Tourism cannot be allowed to play havoc with traditional cultures in sheltered societies. To contain the Socio cultural setbacks of tourism it is necessary to realize that cultural decline, which has already set in due to new technologies, and communication, is encouraged in a degrading way. Once the locals set themselves up as cultural show pieces for visitors. ,to promote safe tourism while ensuring that it remains a profitable industry, it is imperative to understand the factors that hamper the growth of tourism and check them effectively. General instability of the nation is damaging to tourism prospects. The growing violence in the international scene and increasing threat of terrorism affects the flow of tourists, whatever the problems, India must work hard to reap the benefits from this industry for the country, which has everything to attract visitors from far and near.
The monuments of a civilisation going back into the hoary past, dot the country. There are Ancient Buddhists stupas and Hindu temples, Mughal and Rajput palaces, forts and victory towers rock-cut caves and elaborately laid out gardens. There are so many things to see in India where ever you go. And the variety is impressive. The beautiful blend of architectural styles and scientific planning of those old buildings is a marvel. If the snow capped Himalayas and the formidable desert of Rajasthan do not appeal to all there are the picturesque hill stations in the lower hills. There are the vast beaches of the east south and west. There are forests and wild life sanctuaries, and there are adventure sports for those who want action trekking and mountaineering, skiing, rafting and canoeing in the turbulent Himalayan rivers and hand gliding.

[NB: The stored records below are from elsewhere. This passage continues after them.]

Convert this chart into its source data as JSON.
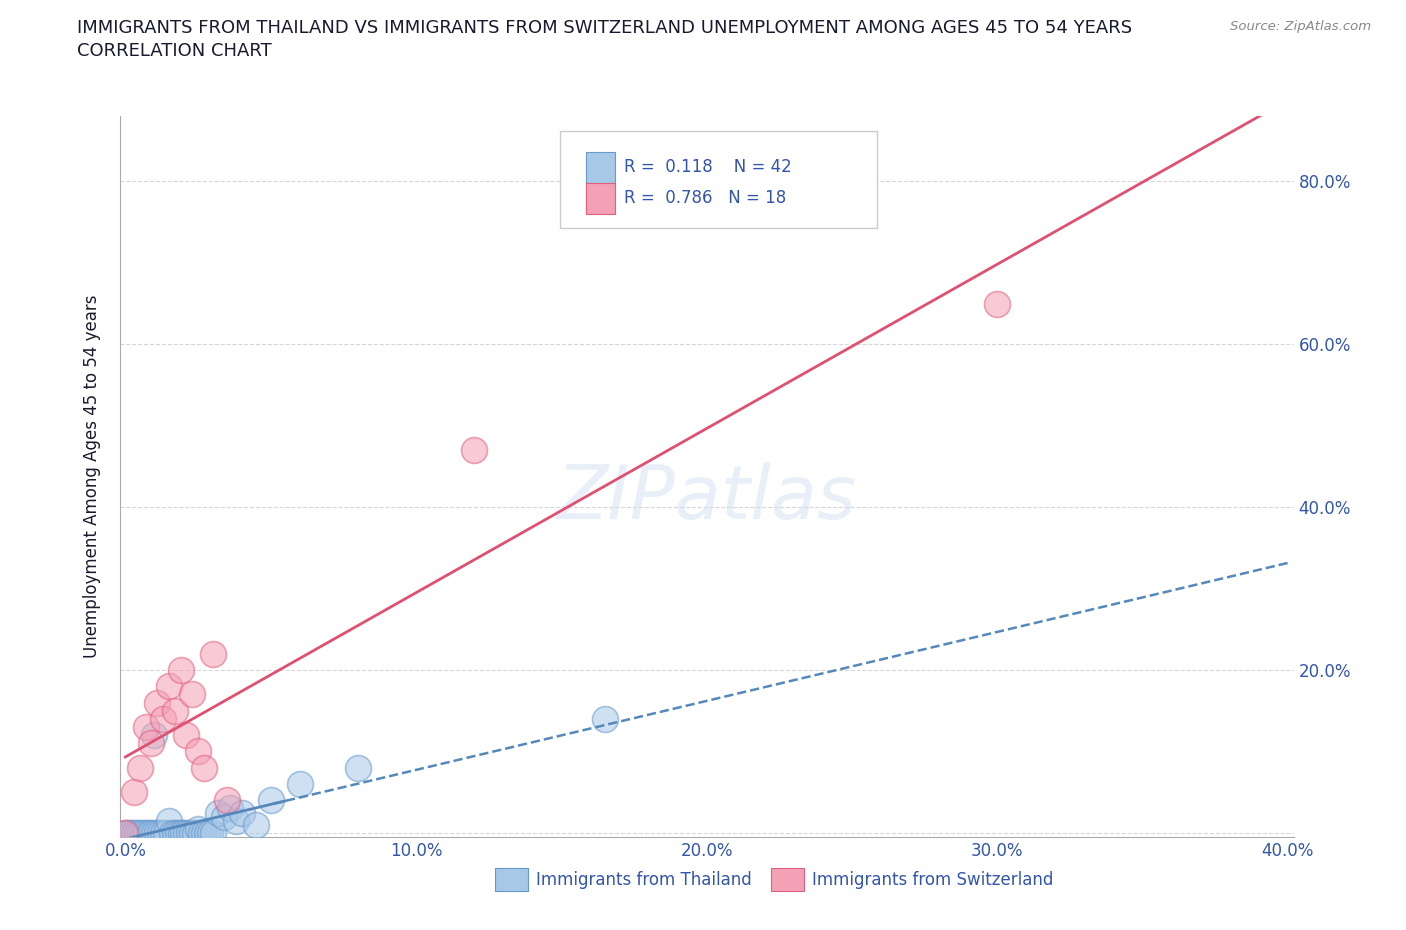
{
  "title_line1": "IMMIGRANTS FROM THAILAND VS IMMIGRANTS FROM SWITZERLAND UNEMPLOYMENT AMONG AGES 45 TO 54 YEARS",
  "title_line2": "CORRELATION CHART",
  "source_text": "Source: ZipAtlas.com",
  "ylabel": "Unemployment Among Ages 45 to 54 years",
  "watermark": "ZIPatlas",
  "xlim": [
    -0.002,
    0.402
  ],
  "ylim": [
    -0.005,
    0.88
  ],
  "thailand_R": 0.118,
  "thailand_N": 42,
  "switzerland_R": 0.786,
  "switzerland_N": 18,
  "thailand_color": "#a8c8e8",
  "switzerland_color": "#f4a0b5",
  "thailand_edge_color": "#6699cc",
  "switzerland_edge_color": "#e06080",
  "thailand_trend_color": "#5588bb",
  "switzerland_trend_color": "#e05070",
  "axis_color": "#3355aa",
  "grid_color": "#cccccc",
  "background_color": "#ffffff",
  "title_color": "#1a1a2e",
  "thailand_x": [
    0.0,
    0.001,
    0.002,
    0.003,
    0.004,
    0.005,
    0.006,
    0.007,
    0.008,
    0.009,
    0.01,
    0.011,
    0.012,
    0.013,
    0.014,
    0.015,
    0.016,
    0.017,
    0.018,
    0.019,
    0.02,
    0.021,
    0.022,
    0.023,
    0.024,
    0.025,
    0.026,
    0.027,
    0.028,
    0.029,
    0.03,
    0.032,
    0.034,
    0.036,
    0.038,
    0.04,
    0.045,
    0.05,
    0.06,
    0.08,
    0.165,
    0.01
  ],
  "thailand_y": [
    0.0,
    0.0,
    0.0,
    0.0,
    0.0,
    0.0,
    0.0,
    0.0,
    0.0,
    0.0,
    0.0,
    0.0,
    0.0,
    0.0,
    0.0,
    0.015,
    0.0,
    0.0,
    0.0,
    0.0,
    0.0,
    0.0,
    0.0,
    0.0,
    0.0,
    0.005,
    0.0,
    0.0,
    0.0,
    0.0,
    0.0,
    0.025,
    0.02,
    0.03,
    0.015,
    0.025,
    0.01,
    0.04,
    0.06,
    0.08,
    0.14,
    0.12
  ],
  "switzerland_x": [
    0.0,
    0.003,
    0.005,
    0.007,
    0.009,
    0.011,
    0.013,
    0.015,
    0.017,
    0.019,
    0.021,
    0.023,
    0.025,
    0.027,
    0.03,
    0.035,
    0.12,
    0.3
  ],
  "switzerland_y": [
    0.0,
    0.05,
    0.08,
    0.13,
    0.11,
    0.16,
    0.14,
    0.18,
    0.15,
    0.2,
    0.12,
    0.17,
    0.1,
    0.08,
    0.22,
    0.04,
    0.47,
    0.65
  ]
}
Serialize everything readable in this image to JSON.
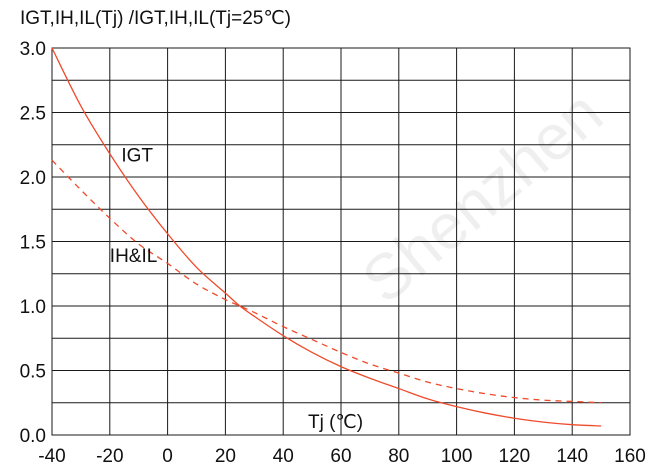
{
  "chart_data": {
    "type": "line",
    "title": "IGT,IH,IL(Tj) /IGT,IH,IL(Tj=25℃)",
    "xlabel": "Tj (℃)",
    "ylabel": "",
    "xlim": [
      -40,
      160
    ],
    "ylim": [
      0,
      3.0
    ],
    "xticks": [
      "-40",
      "-20",
      "0",
      "20",
      "40",
      "60",
      "80",
      "100",
      "120",
      "140",
      "160"
    ],
    "yticks": [
      "0.0",
      "0.5",
      "1.0",
      "1.5",
      "2.0",
      "2.5",
      "3.0"
    ],
    "x_grid_step": 20,
    "y_grid_step": 0.25,
    "grid": true,
    "series_color": "#ee4b2b",
    "watermark": "Shenzhen",
    "series": [
      {
        "name": "IGT",
        "style": "solid",
        "label_at": [
          -16,
          2.12
        ],
        "x": [
          -40,
          -30,
          -20,
          -10,
          0,
          10,
          20,
          25,
          30,
          40,
          50,
          60,
          70,
          80,
          90,
          100,
          110,
          120,
          130,
          140,
          150
        ],
        "y": [
          3.0,
          2.55,
          2.18,
          1.85,
          1.56,
          1.3,
          1.1,
          1.0,
          0.92,
          0.77,
          0.64,
          0.53,
          0.44,
          0.36,
          0.28,
          0.22,
          0.17,
          0.13,
          0.1,
          0.08,
          0.07
        ]
      },
      {
        "name": "IH&IL",
        "style": "dashed",
        "label_at": [
          -20,
          1.34
        ],
        "x": [
          -40,
          -30,
          -20,
          -10,
          0,
          10,
          20,
          25,
          30,
          40,
          50,
          60,
          70,
          80,
          90,
          100,
          110,
          120,
          130,
          140,
          150
        ],
        "y": [
          2.13,
          1.9,
          1.68,
          1.48,
          1.33,
          1.17,
          1.05,
          1.0,
          0.95,
          0.84,
          0.74,
          0.64,
          0.55,
          0.48,
          0.41,
          0.36,
          0.32,
          0.29,
          0.27,
          0.26,
          0.25
        ]
      }
    ]
  }
}
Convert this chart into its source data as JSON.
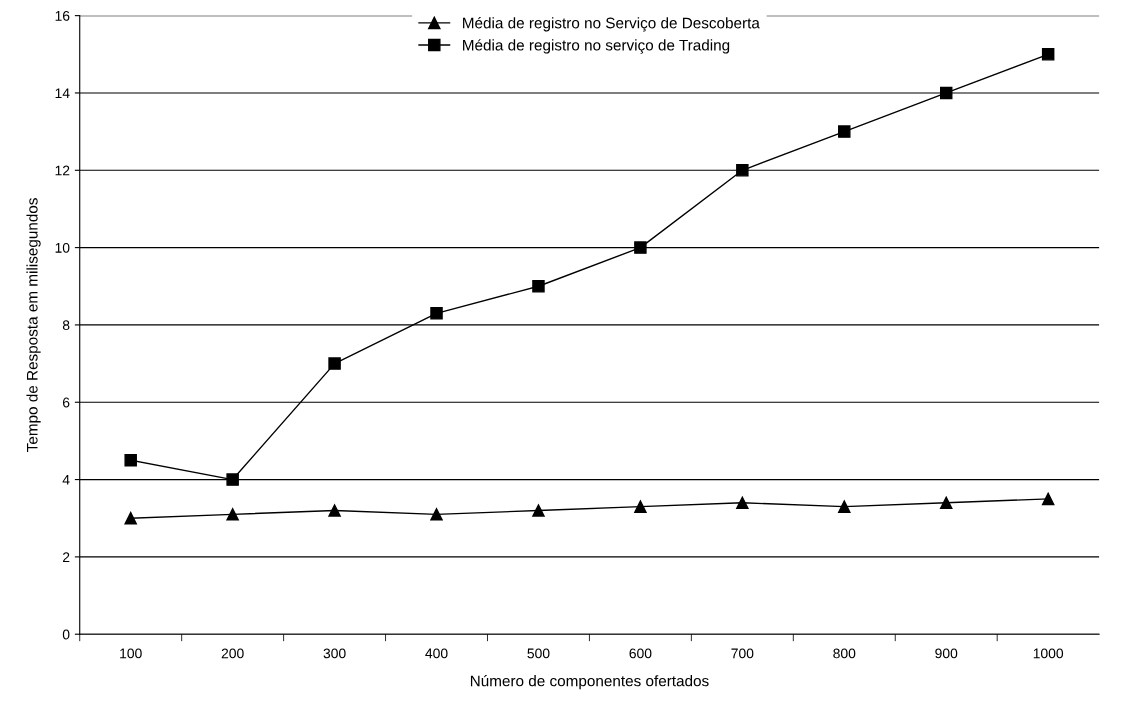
{
  "chart_data": {
    "type": "line",
    "xlabel": "Número de componentes ofertados",
    "ylabel": "Tempo de Resposta em milisegundos",
    "categories": [
      "100",
      "200",
      "300",
      "400",
      "500",
      "600",
      "700",
      "800",
      "900",
      "1000"
    ],
    "series": [
      {
        "name": "Média de registro no Serviço de Descoberta",
        "color": "#000000",
        "marker": "triangle",
        "values": [
          3.0,
          3.1,
          3.2,
          3.1,
          3.2,
          3.3,
          3.4,
          3.3,
          3.4,
          3.5
        ]
      },
      {
        "name": "Média de registro no serviço de Trading",
        "color": "#000000",
        "marker": "square",
        "values": [
          4.5,
          4.0,
          7.0,
          8.3,
          9.0,
          10.0,
          12.0,
          13.0,
          14.0,
          15.0
        ]
      }
    ],
    "ylim": [
      0,
      16
    ],
    "yticks": [
      0,
      2,
      4,
      6,
      8,
      10,
      12,
      14,
      16
    ],
    "grid": "y",
    "legend": "top",
    "line_style": "solid"
  }
}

There are many cultural diversions to attract the aesthetic sensibility. The cuisine offers enough variety to please diverse tastes from Mugalia to Rajasthani, from South Indian to Punjabi. India, Perhaps, offers the greatest number of mouth watering cuisines among the countries of the world. The textiles, arts and crafts offer wonderful glimpses of India and are lovely gifts. Inspite of India’s enormous potential, the tourism industry has failed to show good results as could be expected . The share of India’s tourism Industry in the world at present is very low. On the other hand, Malaysia and even South Africa, which are very small countries with limited tourism potentials, corner an impressive share of the tourism pie of the world. This aspect is difficult to understand, given the country’s attraction owing to its rich historical heritage and the mystique of its cultural diversity. Every part of India hears the legacy of ancient eras in the form of monuments and other architectural glories, to add to such attraction is the fact that India is one of the cheapest vacation grounds. Then why does the country fail to utilize the benefits of tourism.
Tourism has also suffered from poor packaging and promotion. Marketing tactics in India have not been employed to project the outstanding appeal of India in an attractive way. Greater market segmentation and targeted marketing are required to yield greater benefits for tourism. These problems must be faced and clear sighted solutions sought to make India an attractive tourist destination.